Besonders delikat ist eine mögliche türkis-grüne Regierung für die Wiener SPÖ. Immerhin sitzt sie mit den Ökos seit 2010 in der Stadtregierung. Bildet der Langzeit-Partner demnächst mit Sebastian Kurz die Bundesregierung, wird das nicht ohne Konsequenzen auf die Rathaus-Koalition bleiben.
Dass Wiens Bürgermeister Michael Ludwig am Montag an der Seite der Bundesparteichefin stand, kommt also nicht von ungefähr. Ludwig, der kommendes Jahr in Wien wählen lassen muss, ist auf der Suche nach dem – für ihn – richtigen Zeitpunkt.
Angst vor gutem Wetter
Zu gröberen Umbrüchen käme es in der Wiener Stadtregierung vor allem dann, wenn Birgit Hebein, Vizebürgermeisterin und aktuell im grünen Verhandlungsteam, als Ministerin in den Bund wechselt. Dann müssten die Wiener Grünen binnen kurzer Zeit schon wieder ihren Posten nachbesetzen.

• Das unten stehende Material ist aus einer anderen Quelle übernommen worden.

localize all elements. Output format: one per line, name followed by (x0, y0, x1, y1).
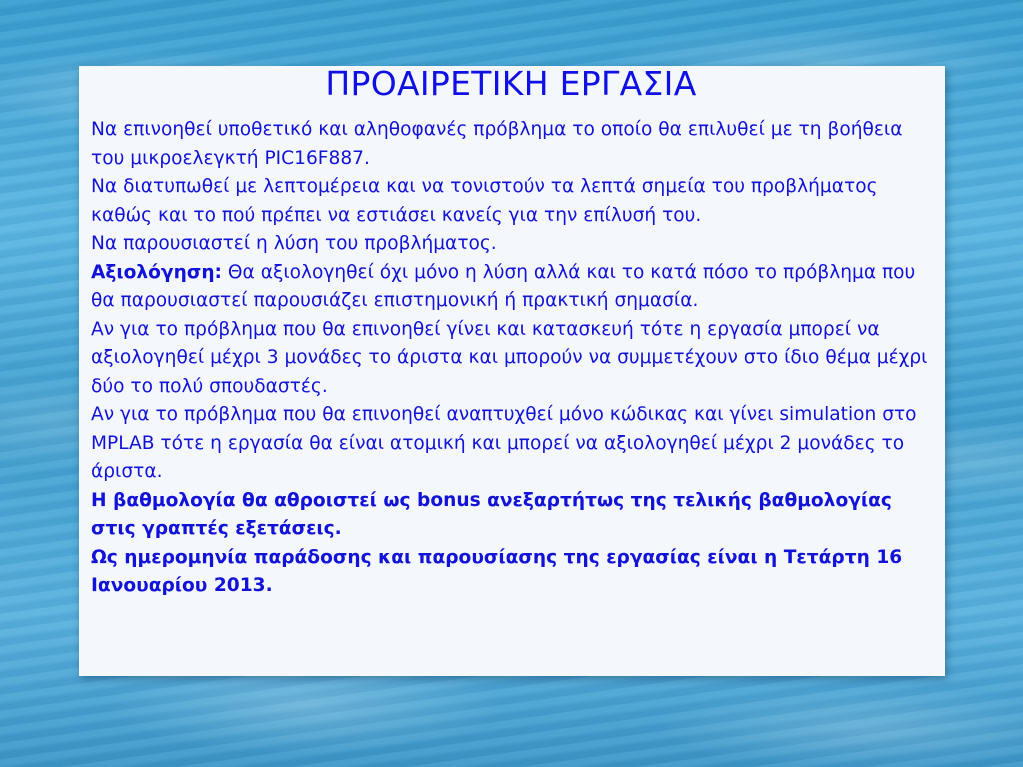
paragraph-problem-invention: Να επινοηθεί υποθετικό και αληθοφανές πρόβλημα το οποίο θα επιλυθεί με τη βοήθεια του μικροελεγκτή PIC16F887. (91, 119, 903, 169)
paragraph-construction-grading: Αν για το πρόβλημα που θα επινοηθεί γίνει και κατασκευή τότε η εργασία μπορεί να αξιολογηθεί μέχρι 3 μονάδες το άριστα και μπορούν να συμμετέχουν στο ίδιο θέμα μέχρι δύο το πολύ σπουδαστές. (91, 318, 928, 397)
paragraph-simulation-grading: Αν για το πρόβλημα που θα επινοηθεί αναπτυχθεί μόνο κώδικας και γίνει simulation στο MPLAB τότε η εργασία θα είναι ατομική και μπορεί να αξιολογηθεί μέχρι 2 μονάδες το άριστα. (91, 404, 917, 482)
slide-body (91, 116, 931, 601)
bonus-note-text: Η βαθμολογία θα αθροιστεί ως bonus ανεξαρτήτως της τελικής βαθμολογίας στις γραπτές εξετάσεις. (91, 489, 892, 539)
evaluation-text: Θα αξιολογηθεί όχι μόνο η λύση αλλά και το κατά πόσο το πρόβλημα που θα παρουσιαστεί παρουσιάζει επιστημονική ή πρακτική σημασία. (91, 261, 916, 311)
paragraph-solution: Να παρουσιαστεί η λύση του προβλήματος. (91, 233, 497, 254)
evaluation-label: Αξιολόγηση: (91, 261, 222, 283)
slide-content-panel (79, 66, 945, 676)
paragraph-deadline (91, 544, 931, 601)
slide-title: ΠΡΟΑΙΡΕΤΙΚΗ ΕΡΓΑΣΙΑ (325, 64, 697, 103)
paragraph-evaluation (91, 259, 931, 316)
deadline-text: Ως ημερομηνία παράδοσης και παρουσίασης της εργασίας είναι η Τετάρτη 16 Ιανουαρίου 2013. (91, 546, 903, 596)
paragraph-bonus-note (91, 487, 931, 544)
paragraph-problem-details: Να διατυπωθεί με λεπτομέρεια και να τονιστούν τα λεπτά σημεία του προβλήματος καθώς και το πού πρέπει να εστιάσει κανείς για την επίλυσή του. (91, 176, 878, 226)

Zur Erinnerung: Hebein war erst im Juni nach einem langwierigen internen Wahlverfahren Maria Vassilakou als Vizebürgermeisterin nachgefolgt.
Eine Wiederholung des mühsamen Prozederes würde die Wiener Grünen arg in Bedrängnis bringen – vor allem so kurz vor der Wahl.

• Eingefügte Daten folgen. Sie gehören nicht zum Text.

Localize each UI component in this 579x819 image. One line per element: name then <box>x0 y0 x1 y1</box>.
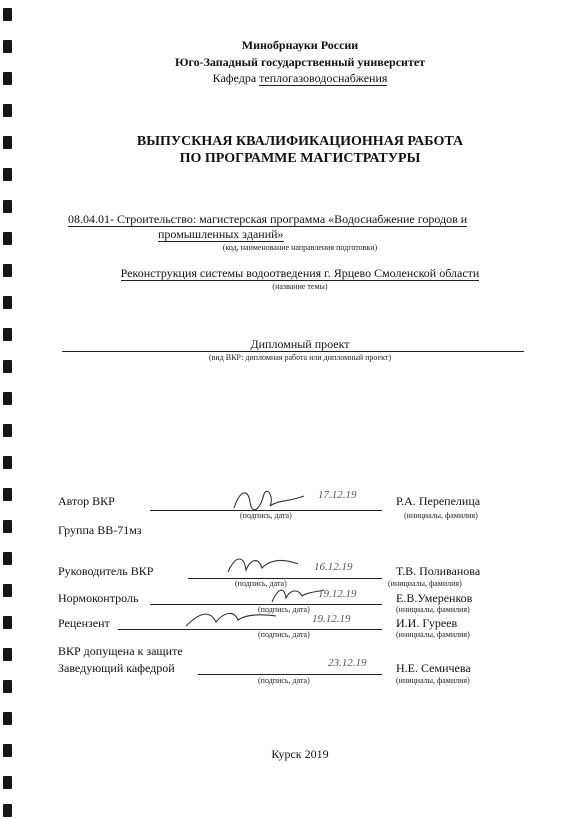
supervisor-date: 16.12.19 <box>314 561 353 573</box>
department-name: теплогазоводоснабжения <box>259 71 388 85</box>
ministry-name: Минобрнауки России <box>241 38 359 52</box>
supervisor-name-caption: (инициалы, фамилия) <box>388 579 462 588</box>
reviewer-label: Рецензент <box>58 616 110 630</box>
direction-line1: 08.04.01- Строительство: магистерская программа «Водоснабжение городов и <box>68 212 468 226</box>
document-title-line2: ПО ПРОГРАММЕ МАГИСТРАТУРЫ <box>179 151 421 166</box>
reviewer-name-caption: (инициалы, фамилия) <box>396 630 470 639</box>
work-type-caption: (вид ВКР: дипломная работа или дипломный проект) <box>208 353 392 362</box>
normcontrol-name: Е.В.Умеренков <box>396 591 473 605</box>
head-name-caption: (инициалы, фамилия) <box>396 676 470 685</box>
author-name: Р.А. Перепелица <box>396 494 481 508</box>
supervisor-sign-caption: (подпись, дата) <box>235 579 287 588</box>
document-title-line1: ВЫПУСКНАЯ КВАЛИФИКАЦИОННАЯ РАБОТА <box>136 134 464 149</box>
author-label: Автор ВКР <box>58 494 115 508</box>
direction-caption: (код, наименование направления подготовки) <box>222 243 378 252</box>
reviewer-date: 19.12.19 <box>312 613 351 625</box>
normcontrol-sign-caption: (подпись, дата) <box>258 605 310 614</box>
supervisor-label: Руководитель ВКР <box>58 564 154 578</box>
binding-strip <box>0 0 16 819</box>
author-sign-caption: (подпись, дата) <box>240 511 292 520</box>
university-name: Юго-Западный государственный университет <box>174 55 426 69</box>
normcontrol-name-caption: (инициалы, фамилия) <box>396 605 470 614</box>
city-year: Курск 2019 <box>271 747 329 761</box>
work-type-text: Дипломный проект <box>250 337 350 351</box>
admitted-label: ВКР допущена к защите <box>58 644 183 658</box>
head-name: Н.Е. Семичева <box>396 661 471 675</box>
normcontrol-date: 19.12.19 <box>318 588 357 600</box>
normcontrol-label: Нормоконтроль <box>58 591 139 605</box>
department-prefix: Кафедра <box>212 71 260 85</box>
work-type-line <box>62 351 524 352</box>
topic-line <box>40 266 560 281</box>
direction-line2: промышленных зданий» <box>158 227 284 241</box>
group-label: Группа ВВ-71мз <box>58 523 142 537</box>
reviewer-name: И.И. Гуреев <box>396 616 458 630</box>
department-line <box>40 71 560 86</box>
supervisor-name: Т.В. Поливанова <box>396 564 481 578</box>
author-name-caption: (инициалы, фамилия) <box>404 511 478 520</box>
author-date: 17.12.19 <box>318 489 357 501</box>
head-label: Заведующий кафедрой <box>58 661 175 675</box>
head-date: 23.12.19 <box>328 657 367 669</box>
head-signature-line <box>198 674 382 675</box>
supervisor-signature <box>222 550 302 582</box>
topic-text: Реконструкция системы водоотведения г. Ярцево Смоленской области <box>120 266 480 280</box>
topic-caption: (название темы) <box>272 282 328 291</box>
reviewer-sign-caption: (подпись, дата) <box>258 630 310 639</box>
head-sign-caption: (подпись, дата) <box>258 676 310 685</box>
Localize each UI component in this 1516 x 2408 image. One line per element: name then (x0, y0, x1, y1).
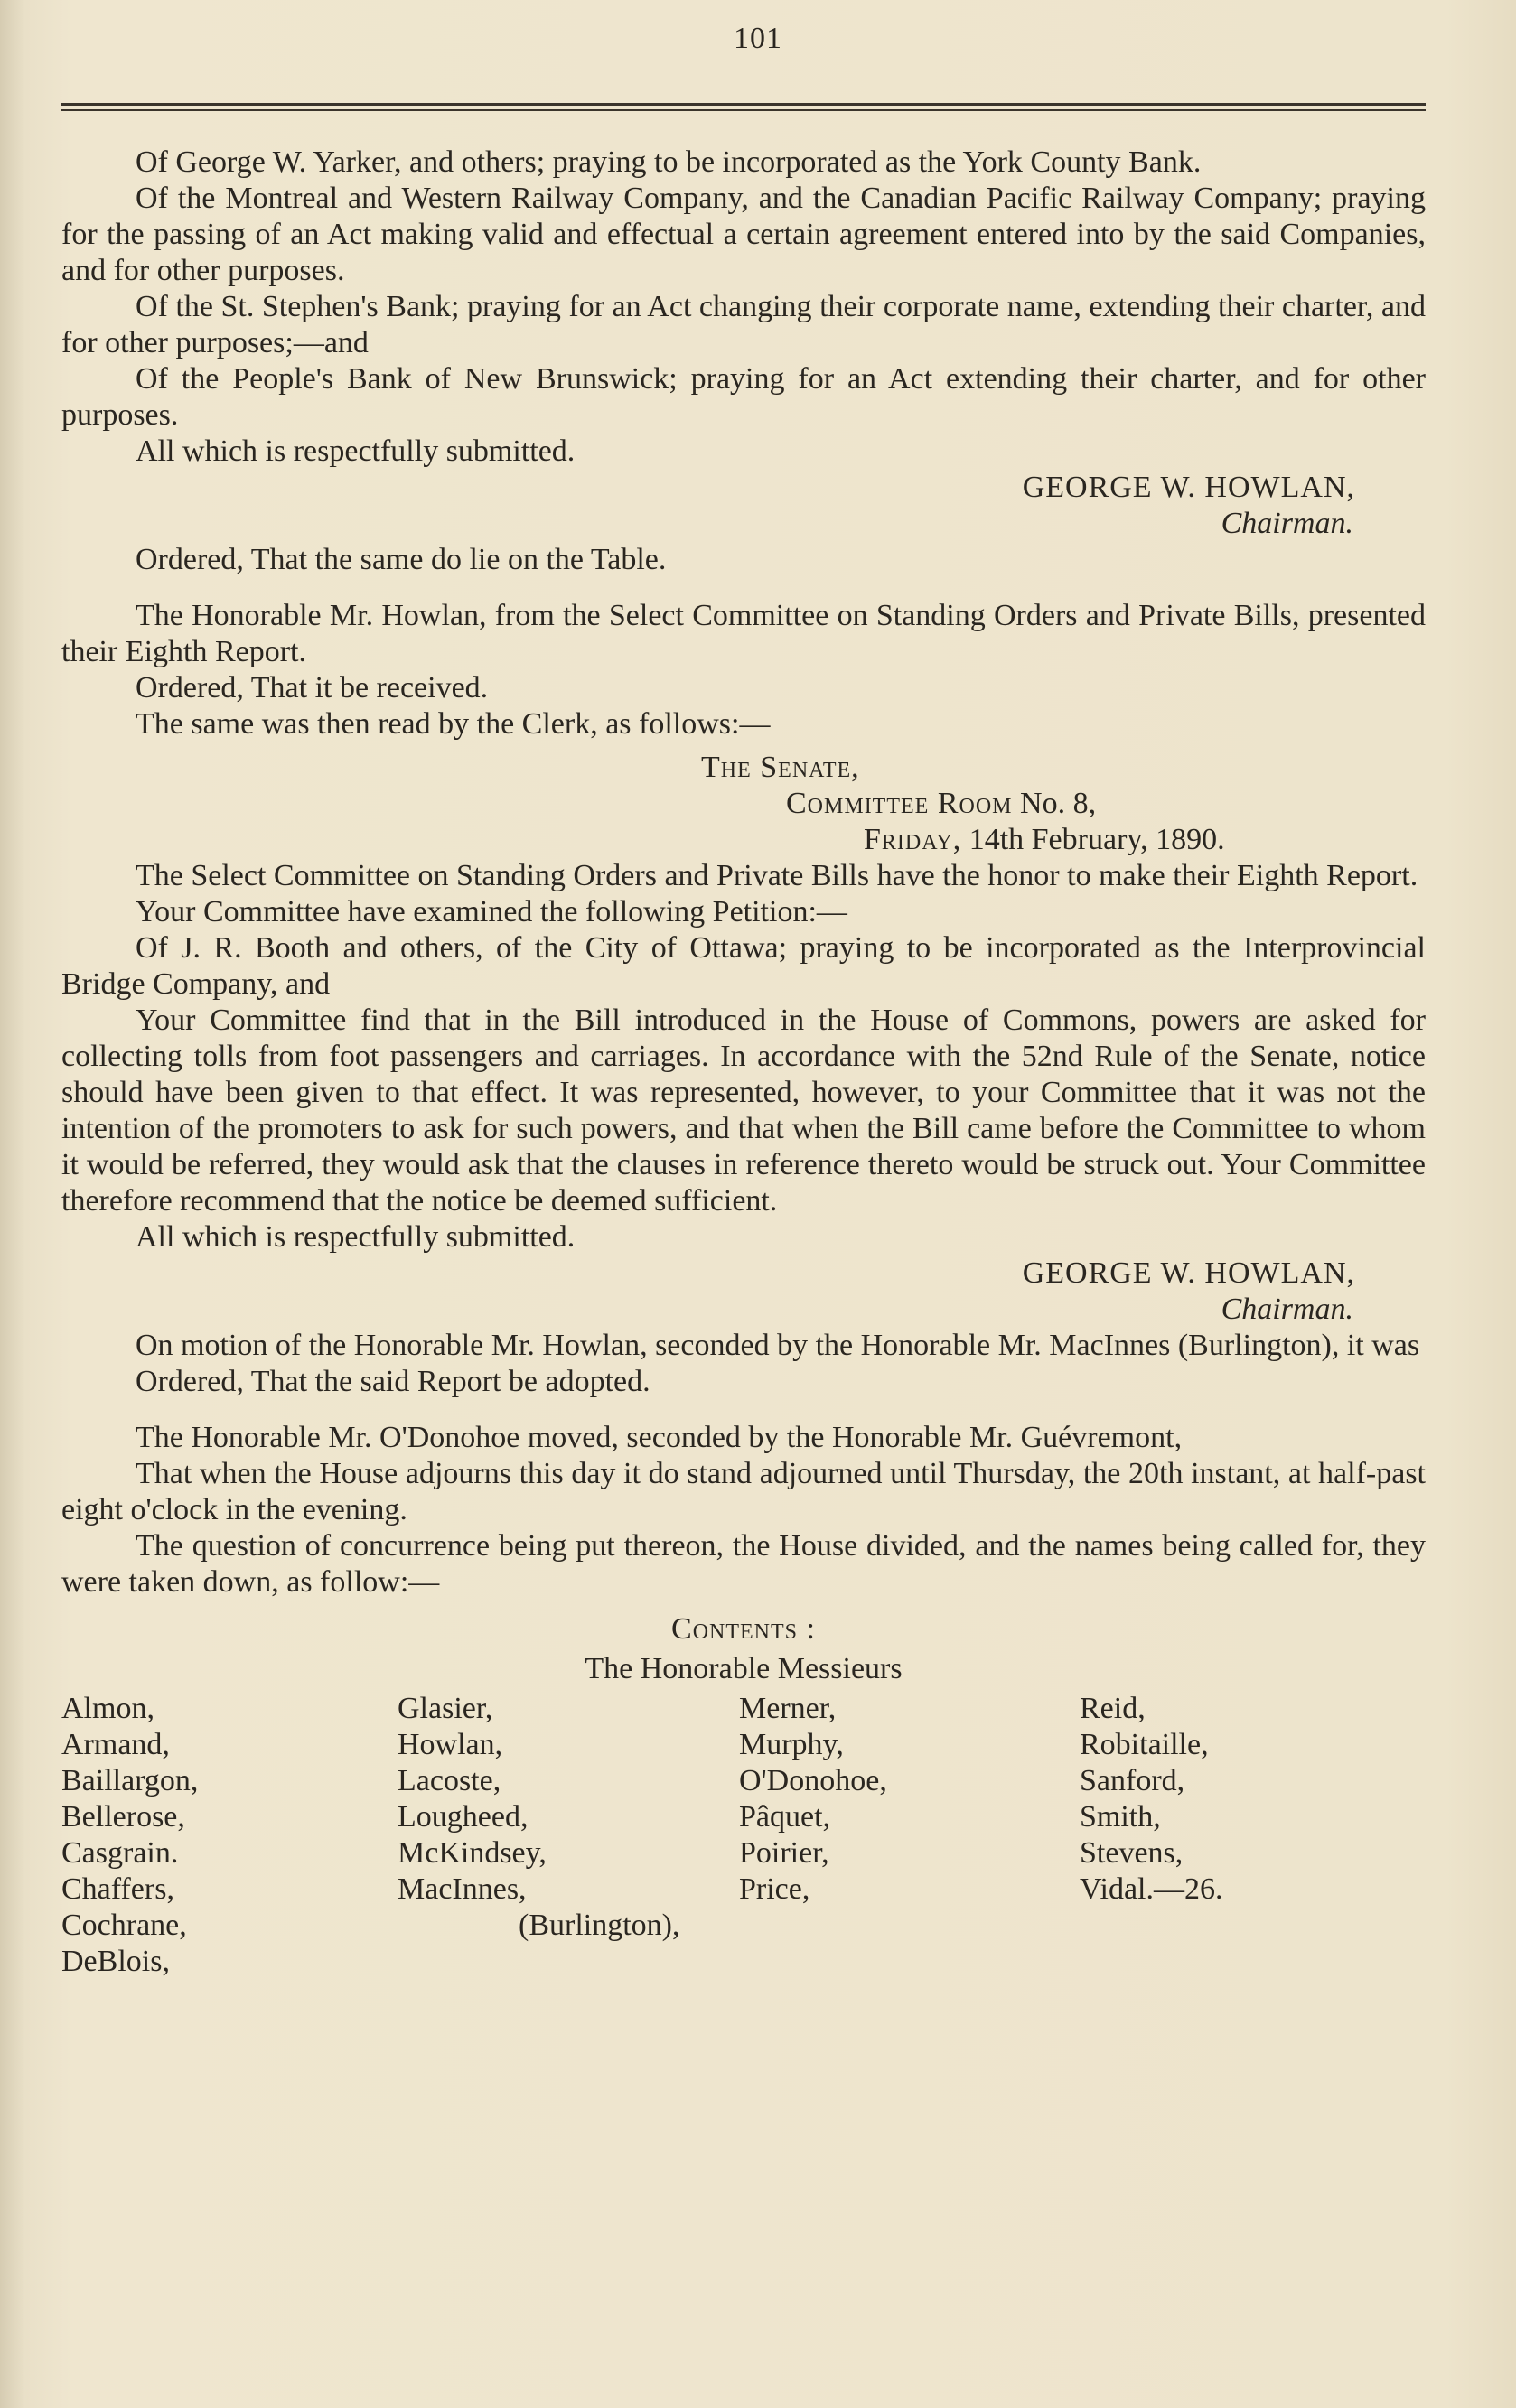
paragraph: All which is respectfully submitted. (136, 1220, 576, 1254)
member-name: Pâquet, (739, 1800, 831, 1834)
header-rule-bottom (61, 109, 1426, 111)
member-name: Sanford, (1080, 1764, 1185, 1797)
member-name: MacInnes, (398, 1872, 527, 1906)
member-name: Baillargon, (61, 1764, 199, 1797)
member-name: Howlan, (398, 1728, 503, 1761)
report-heading-room (61, 786, 1426, 822)
member-name: Price, (739, 1872, 810, 1906)
names-column-4 (1080, 1691, 1223, 1908)
member-name-qualifier: (Burlington), (519, 1909, 680, 1942)
paragraph: Of the Montreal and Western Railway Company, and the Canadian Pacific Railway Company; praying for the passing of an Act making valid and effectual a certain agreement entered into by the said Companies, and for other purposes. (61, 182, 1426, 287)
member-name: O'Donohoe, (739, 1764, 887, 1797)
contents-heading: Contents : (671, 1612, 816, 1646)
paragraph: Your Committee find that in the Bill introduced in the House of Commons, powers are asked for collecting tolls from foot passengers and carriages. In accordance with the 52nd Rule of the Senate, notice should have been given to that effect. It was represented, however, to your Committee that it was not the intention of the promoters to ask for such powers, and that when the Bill came before the Committee to whom it would be referred, they would ask that the clauses in reference thereto would be struck out. Your Committee therefore recommend that the notice be deemed sufficient. (61, 1003, 1426, 1218)
paragraph: The question of concurrence being put thereon, the House divided, and the names being called for, they were taken down, as follow:— (61, 1529, 1426, 1599)
member-name: Bellerose, (61, 1800, 185, 1834)
member-name: Vidal.—26. (1080, 1872, 1223, 1906)
member-name: Almon, (61, 1692, 154, 1725)
report-heading-room-label: Committee Room (786, 787, 1013, 820)
paragraph: The Select Committee on Standing Orders and Private Bills have the honor to make their Eighth Report. (136, 859, 1418, 892)
report-heading-senate: The Senate, (701, 751, 860, 784)
member-name: McKindsey, (398, 1836, 547, 1870)
member-name: Lacoste, (398, 1764, 501, 1797)
names-column-2 (398, 1691, 547, 1908)
member-name: Smith, (1080, 1800, 1161, 1834)
member-name: Robitaille, (1080, 1728, 1209, 1761)
member-name: Merner, (739, 1692, 837, 1725)
paragraph: On motion of the Honorable Mr. Howlan, seconded by the Honorable Mr. MacInnes (Burlington), it was (136, 1329, 1420, 1362)
names-list (61, 1691, 1426, 2016)
header-rule-top (61, 103, 1426, 106)
paragraph: Ordered, That the said Report be adopted. (136, 1365, 650, 1398)
paragraph: That when the House adjourns this day it do stand adjourned until Thursday, the 20th instant, at half-past eight o'clock in the evening. (61, 1457, 1426, 1526)
page-number: 101 (734, 22, 782, 55)
signature-name: GEORGE W. HOWLAN, (1022, 471, 1355, 504)
member-name: Chaffers, (61, 1872, 174, 1906)
paragraph: The Honorable Mr. Howlan, from the Select Committee on Standing Orders and Private Bills, presented their Eighth Report. (61, 599, 1426, 668)
paragraph: Ordered, That it be received. (136, 671, 489, 705)
report-heading-date-text: 14th February, 1890. (961, 823, 1225, 856)
paragraph: Of J. R. Booth and others, of the City of Ottawa; praying to be incorporated as the Interprovincial Bridge Company, and (61, 931, 1426, 1001)
paragraph: Your Committee have examined the following Petition:— (136, 895, 847, 929)
paragraph: Of the People's Bank of New Brunswick; praying for an Act extending their charter, and for other purposes. (61, 362, 1426, 432)
signature-title: Chairman. (1221, 1293, 1353, 1326)
member-name: Stevens, (1080, 1836, 1184, 1870)
report-heading-room-number: No. 8, (1012, 787, 1097, 820)
member-name: Reid, (1080, 1692, 1146, 1725)
paragraph: Of George W. Yarker, and others; praying to be incorporated as the York County Bank. (136, 145, 1202, 179)
contents-subheading: The Honorable Messieurs (585, 1652, 903, 1685)
paragraph: Ordered, That the same do lie on the Table. (136, 543, 667, 576)
paragraph: All which is respectfully submitted. (136, 434, 576, 468)
member-name: Glasier, (398, 1692, 493, 1725)
names-column-1 (61, 1691, 198, 1980)
paragraph: The same was then read by the Clerk, as follows:— (136, 707, 771, 741)
report-heading-date (61, 822, 1426, 858)
member-name: Lougheed, (398, 1800, 529, 1834)
member-name: Murphy, (739, 1728, 844, 1761)
paragraph: Of the St. Stephen's Bank; praying for an Act changing their corporate name, extending their charter, and for other purposes;—and (61, 290, 1426, 359)
member-name: Armand, (61, 1728, 170, 1761)
member-name: Casgrain. (61, 1836, 179, 1870)
report-heading-day: Friday, (864, 823, 962, 856)
member-name: Cochrane, (61, 1909, 187, 1942)
names-column-3 (739, 1691, 887, 1908)
member-name: Poirier, (739, 1836, 829, 1870)
member-name: DeBlois, (61, 1945, 170, 1978)
signature-name: GEORGE W. HOWLAN, (1022, 1256, 1355, 1290)
signature-title: Chairman. (1221, 507, 1353, 540)
paragraph: The Honorable Mr. O'Donohoe moved, seconded by the Honorable Mr. Guévremont, (136, 1421, 1183, 1454)
page-content (61, 145, 1426, 2016)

In der Wiener SPÖ gibt es daher Überlegungen, im Anlassfall diese Schwäche des Koalitionspartners auszunützen und die Wahlen auf den Frühling vorzuverlegen.

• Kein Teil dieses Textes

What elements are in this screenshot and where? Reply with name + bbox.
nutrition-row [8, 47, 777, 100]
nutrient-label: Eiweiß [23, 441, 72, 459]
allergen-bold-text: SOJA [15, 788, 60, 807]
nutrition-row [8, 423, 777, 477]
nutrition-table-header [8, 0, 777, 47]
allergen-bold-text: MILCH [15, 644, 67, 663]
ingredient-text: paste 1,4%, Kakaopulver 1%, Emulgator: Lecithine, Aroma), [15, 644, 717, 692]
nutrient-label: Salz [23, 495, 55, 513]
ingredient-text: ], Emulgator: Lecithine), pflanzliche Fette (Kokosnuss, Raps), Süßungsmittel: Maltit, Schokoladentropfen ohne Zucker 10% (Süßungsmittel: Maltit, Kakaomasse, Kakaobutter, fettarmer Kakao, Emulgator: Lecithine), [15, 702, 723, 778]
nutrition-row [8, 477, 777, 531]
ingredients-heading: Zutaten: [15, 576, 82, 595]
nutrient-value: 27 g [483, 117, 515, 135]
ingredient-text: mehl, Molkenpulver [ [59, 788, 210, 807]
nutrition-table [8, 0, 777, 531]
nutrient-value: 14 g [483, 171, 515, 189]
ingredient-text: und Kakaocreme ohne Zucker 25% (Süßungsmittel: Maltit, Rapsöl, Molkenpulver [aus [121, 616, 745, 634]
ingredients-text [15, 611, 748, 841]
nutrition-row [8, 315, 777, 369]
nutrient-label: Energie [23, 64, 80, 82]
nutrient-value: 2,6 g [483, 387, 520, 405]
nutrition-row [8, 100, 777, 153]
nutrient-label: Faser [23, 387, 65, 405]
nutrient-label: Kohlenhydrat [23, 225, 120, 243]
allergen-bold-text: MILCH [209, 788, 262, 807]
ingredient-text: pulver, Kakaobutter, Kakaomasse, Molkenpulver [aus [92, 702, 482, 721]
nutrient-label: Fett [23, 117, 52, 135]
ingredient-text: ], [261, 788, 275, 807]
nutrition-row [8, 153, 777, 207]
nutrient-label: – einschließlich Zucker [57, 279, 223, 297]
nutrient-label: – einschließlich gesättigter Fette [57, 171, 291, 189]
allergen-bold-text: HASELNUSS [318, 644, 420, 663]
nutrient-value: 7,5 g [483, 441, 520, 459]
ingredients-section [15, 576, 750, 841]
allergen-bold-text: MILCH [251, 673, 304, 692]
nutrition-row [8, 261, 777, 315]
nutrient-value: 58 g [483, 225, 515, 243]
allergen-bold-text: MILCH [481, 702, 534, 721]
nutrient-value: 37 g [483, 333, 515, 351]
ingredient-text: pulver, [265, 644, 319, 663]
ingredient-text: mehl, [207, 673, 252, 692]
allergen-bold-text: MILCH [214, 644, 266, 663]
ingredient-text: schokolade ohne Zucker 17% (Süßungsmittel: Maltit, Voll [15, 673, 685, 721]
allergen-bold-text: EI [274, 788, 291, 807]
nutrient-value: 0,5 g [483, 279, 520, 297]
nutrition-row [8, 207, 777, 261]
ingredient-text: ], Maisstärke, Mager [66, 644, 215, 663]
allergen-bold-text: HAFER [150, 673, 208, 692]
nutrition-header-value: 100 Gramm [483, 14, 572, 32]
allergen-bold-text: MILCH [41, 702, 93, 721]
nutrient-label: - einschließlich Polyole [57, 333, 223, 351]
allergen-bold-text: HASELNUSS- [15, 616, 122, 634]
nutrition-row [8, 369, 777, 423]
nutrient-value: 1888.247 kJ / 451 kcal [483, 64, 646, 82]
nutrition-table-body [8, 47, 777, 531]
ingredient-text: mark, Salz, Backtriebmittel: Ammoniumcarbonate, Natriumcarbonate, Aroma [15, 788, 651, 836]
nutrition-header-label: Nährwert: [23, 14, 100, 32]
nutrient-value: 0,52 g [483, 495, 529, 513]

Eine weitere Überlegung, die derzeit in der Wiener SPÖ die Runde macht: Wenn bereits im Frühjahr gewählt wird, könnte man den erwartungsgemäß heißen Sommer in der Stadt umschiffen.
Steigen die Temperaturen, können die Grünen ihr Lieblingsthema Klimawandel besser an die Wähler bringen als in einem verregneten März.
Ein gewichtiges Argument spricht gegen eine Vorverlegung: „Zu Beginn wird Türkis-Grün alle paar Wochen irgendwelche Mega-Themen präsentieren“, sagt ein Roter. Für die Wiener SPÖ werde es dementsprechend schwer, mit eigenen Themen durchzukommen.
Somit sei es sogar realistischer, dass die Grünen selbst Neuwahlen in Wien vom Zaun brechen, argwöhnt man in der Sozialdemokratie.
So oder so – die Vorbereitungen der SPÖ, die Grünen in Wien frontal anzugreifen, laufen: „Als Mitverhandlerin wird Hebein ihre Unterschrift unter den fertigen Koalitionspakt setzen müssen. Damit wird sie auch für die Inhalte des Regierungsprogramms Verantwortung tragen müssen“, deutet ein Funktionär die mögliche rote Wahlkampfstrategie an.
Bedrohungsszenario
Derzeit kursiert in der Wiener SPÖ folgendes Bedrohungsszenario: Die ÖVP setze alles daran, um der SPÖ das Bürgermeister-Amt zu entreißen. Daher hätten die Türkisen jetzt schon mit den Grünen in einem „Sideletter“ vereinbart, dass man nach der Wahl gemeinsam mit den Neos die SPÖ aus der Regierung drängen werde. Zur Not mit einem unabhängigen Bürgermeister.
Ob realistisch oder nicht: Dieses Szenario könnte dazu dienen, eigene Funktionäre und Wähler zu mobilisieren, nachdem die ramponierte FPÖ nicht mehr als Schreckgespenst taugt. (Zumindest nicht, solange Heinz-Christian Strache nicht aus seiner Polit-Pension zurückkehrt.)
Manche in der SPÖ erhoffen sich aus der neuen Konstellation übrigens sogar verbesserte Wahlchancen: „Die Grünen werden Farbe bekennen müssen“, sagt ein hochrangiger Roter.
Er geht davon aus, dass die Kompromisse, die die Ökos im Bund eingehen müssen, viele Grün-Wähler enttäuschen werden. Die Grün-Wähler in Wien sind tendenziell deutlich ÖVP-kritischer als die grüne Gefolgschaft in anderen Ländern.
Offiziell hält Ludwig an seiner Strategie, erst möglichst spät zu wählen, fest: Beim Auftritt mit Rendi-Wagner gab er sich betont gelassen.
Er sehe, so Ludwig, keine dramatischen Auswirkungen auf das Koalitionsklima: „Als die SPÖ in der Bundesregierung war, haben die Wiener Grünen auch nicht zurückgeschreckt, sie zu kritisieren.“
Er selbst will die künftige Regierung – egal wer ihr angehört – allein danach bewerten, welche Vorteile sie für Wien bringt.